This chapter walks you through the 11 most costly mistakes beginners make with Claude Code, and how to avoid them. Each one comes from a real experience. Reading time: 10 minutes.
Mistake 1, not creating a CLAUDE.md
What happens: every session is inconsistent. Claude uses different conventions, drops files anywhere, picks random colors, forgets the business rules.
What to do instead: create the CLAUDE.md in the first hour of the project (see chapter 3). 30 minutes that save dozens.
Warning sign: if you catch yourself repeating "use the project palette" or
"files go in src/components/", your CLAUDE.md is incomplete.
Mistake 2, asking for everything at once
What happens: "Build me a complete project management app with auth, dashboard, billing, analytics, and an AI assistant" produces a superficial result, full of shortcuts, impossible to maintain.
What to do instead: break it down into features, one at a time, with a plan for each. Every feature gets delivered, tested, and committed before moving to the next.
Rule: if your request contains more than 3 "and"s, it's too big. Break it down.
Mistake 3, jumping in without a plan
What happens: Claude makes technical choices without asking you. After 30 minutes of coding, you find out it picked the wrong approach. Everything has to be redone.
What to do instead: 10 minutes of brainstorm + plan save 2 hours of rework. The ratio is unbeatable. See chapter 5.
Exception: simple bug fixes and cosmetic tweaks don't need a plan.
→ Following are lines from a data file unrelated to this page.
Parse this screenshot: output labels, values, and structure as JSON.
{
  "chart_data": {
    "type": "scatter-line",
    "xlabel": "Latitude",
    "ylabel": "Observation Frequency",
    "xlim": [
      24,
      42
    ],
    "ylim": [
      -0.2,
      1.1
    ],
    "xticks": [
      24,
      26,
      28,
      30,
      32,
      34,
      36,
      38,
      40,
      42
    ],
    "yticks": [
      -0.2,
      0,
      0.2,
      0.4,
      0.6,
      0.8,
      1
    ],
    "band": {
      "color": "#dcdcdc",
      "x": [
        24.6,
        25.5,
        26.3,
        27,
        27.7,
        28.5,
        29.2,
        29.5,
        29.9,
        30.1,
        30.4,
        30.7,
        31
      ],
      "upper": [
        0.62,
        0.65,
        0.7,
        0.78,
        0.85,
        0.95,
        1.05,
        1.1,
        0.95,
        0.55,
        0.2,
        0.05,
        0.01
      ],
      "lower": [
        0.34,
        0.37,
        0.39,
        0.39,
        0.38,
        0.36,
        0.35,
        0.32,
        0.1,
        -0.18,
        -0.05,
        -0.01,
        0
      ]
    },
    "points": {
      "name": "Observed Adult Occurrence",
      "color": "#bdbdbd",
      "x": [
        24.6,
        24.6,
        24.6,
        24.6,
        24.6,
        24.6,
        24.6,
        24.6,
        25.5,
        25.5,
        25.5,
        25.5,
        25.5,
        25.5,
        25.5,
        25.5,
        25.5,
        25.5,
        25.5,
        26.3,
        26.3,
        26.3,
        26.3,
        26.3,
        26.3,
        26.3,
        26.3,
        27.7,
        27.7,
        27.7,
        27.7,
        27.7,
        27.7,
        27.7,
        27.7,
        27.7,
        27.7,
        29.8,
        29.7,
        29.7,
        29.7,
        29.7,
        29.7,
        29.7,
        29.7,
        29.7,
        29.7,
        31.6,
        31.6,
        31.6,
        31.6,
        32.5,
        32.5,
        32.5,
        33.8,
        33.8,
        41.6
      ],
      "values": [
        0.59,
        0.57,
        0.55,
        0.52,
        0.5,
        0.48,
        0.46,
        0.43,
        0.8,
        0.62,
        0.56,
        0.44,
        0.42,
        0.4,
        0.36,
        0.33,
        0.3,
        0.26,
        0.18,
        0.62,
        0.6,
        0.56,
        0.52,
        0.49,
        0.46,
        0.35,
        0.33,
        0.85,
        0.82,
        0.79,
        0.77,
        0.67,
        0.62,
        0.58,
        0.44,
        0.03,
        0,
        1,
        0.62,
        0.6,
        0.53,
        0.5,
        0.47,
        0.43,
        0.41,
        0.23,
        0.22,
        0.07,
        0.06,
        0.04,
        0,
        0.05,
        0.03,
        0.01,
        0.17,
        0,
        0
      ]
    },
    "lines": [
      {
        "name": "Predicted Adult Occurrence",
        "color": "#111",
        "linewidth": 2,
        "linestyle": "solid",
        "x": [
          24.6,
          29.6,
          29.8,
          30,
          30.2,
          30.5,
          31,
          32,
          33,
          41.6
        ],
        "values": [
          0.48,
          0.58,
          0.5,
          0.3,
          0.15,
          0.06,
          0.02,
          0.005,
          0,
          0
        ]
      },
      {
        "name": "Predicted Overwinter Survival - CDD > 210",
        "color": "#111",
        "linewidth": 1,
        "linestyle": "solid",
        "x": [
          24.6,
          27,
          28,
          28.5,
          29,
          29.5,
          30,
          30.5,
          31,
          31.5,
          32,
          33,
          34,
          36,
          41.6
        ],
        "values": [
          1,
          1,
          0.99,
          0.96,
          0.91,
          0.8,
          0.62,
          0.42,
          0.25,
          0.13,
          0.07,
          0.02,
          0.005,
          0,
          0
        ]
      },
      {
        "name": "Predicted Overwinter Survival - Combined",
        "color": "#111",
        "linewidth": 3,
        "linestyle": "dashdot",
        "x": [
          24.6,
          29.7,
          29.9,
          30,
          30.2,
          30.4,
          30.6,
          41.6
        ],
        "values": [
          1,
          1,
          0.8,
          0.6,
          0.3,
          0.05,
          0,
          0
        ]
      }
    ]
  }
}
Mistake 4, blindly accepting the result
What happens: Claude can make subtle mistakes: a flipped condition, an unhandled edge case, a security issue. Without a test, those bugs land in production.
What to do instead: always test visually on localhost. Only you know if the UX matches your vision. Claude can't see your screen.
At a minimum, verify:
- Normal behavior works
- Error cases are handled (bad input, empty data)
- Responsive (mobile) works
- Copy is correct (accents, grammar)
Mistake 5, not iterating
What happens: you settle for a first draft that "works" instead of an excellent result. The perceived quality of your app suffers.
What to do instead: 2-3 iterations give an excellent result. The first draft is the structure, the iterations are the polish.
Typical iteration examples:
- "Increase the spacing, it's too cramped"
- "Add an animation when the data loads"
- "The error message is too technical, rephrase it for a non-developer"
Mistake 6, skipping the checks
What happens: you pile up invisible errors that blow up later. One bad type here, a broken import there, and suddenly your build stops compiling with 47 errors.
What to do instead: run typecheck + lint after every change. Non-negotiable. 5 seconds that save hours of debugging.
Tip: with a well-configured permissions file (chapter 9), Claude runs these checks automatically without asking.
Mistake 7, writing vague prompts
What happens: random output, frustration, 3-4 round-trips to get what you actually wanted.
What to do instead: see chapter 4. Short version: context + what + criteria + constraints. 30 seconds of phrasing saves 10 minutes of corrections.
Mistake 8, not saving memory
What happens: tomorrow, Claude has forgotten everything. It re-suggests approaches you already rejected. It repeats mistakes you already fixed. It wastes time rediscovering the context.
What to do instead: at the end of a productive session, say "Update the project memory." 30 seconds that make the difference. See chapter 10.
Mistake 9, doing everything sequentially
What happens: you lose time waiting for each task to finish when some could run in parallel.
What to do instead: spot independent tasks and say so explicitly.
"Run in parallel: the SQL migration, the UI component, and the unit tests. These 3 tasks are independent."
Claude spins up 3 agents at the same time instead of going one after the other. Gain: 3x faster.
When NOT to parallelize: when one task depends on another's output (e.g., TypeScript types depend on the SQL migration).
Mistake 10, ignoring context management
What happens: your conversation gets long, it passes 70-80% context. Claude forgets your conventions, repeats fixes you already made, makes inconsistent choices. You waste 20 minutes before realizing it's a context problem, not a logic one.
What to do instead: keep an eye on the context (via /context or the status line). /compact at 60%. /clear if you switch topics. /rewind (Esc Esc) if Claude goes off the rails, instead of trying to fix it in an already polluted context.
Warning sign: Claude starts "forgetting" rules it was respecting at the start of the session. That's the signal to compact.
Mistake 11, never running /review
What happens: "It works" doesn't mean "it's solid". Without a review you let security holes through (user data exposed), unhandled edge cases (what happens if the list is empty?), dead code that bloats the app.
What to do instead: run /review before every important commit. Like asking a colleague to re-read your work, a fresh pair of eyes catches what the author no longer sees.
Real example: on Panettone, a review caught sensitive data being logged to the console. Without the review, that data would have been visible in production.
Takeaway: these 11 mistakes are ranked by impact. Fix them in order.
CLAUDE.md is the most critical; context management and review are the most
underrated. Each one is easy to avoid once you know about it.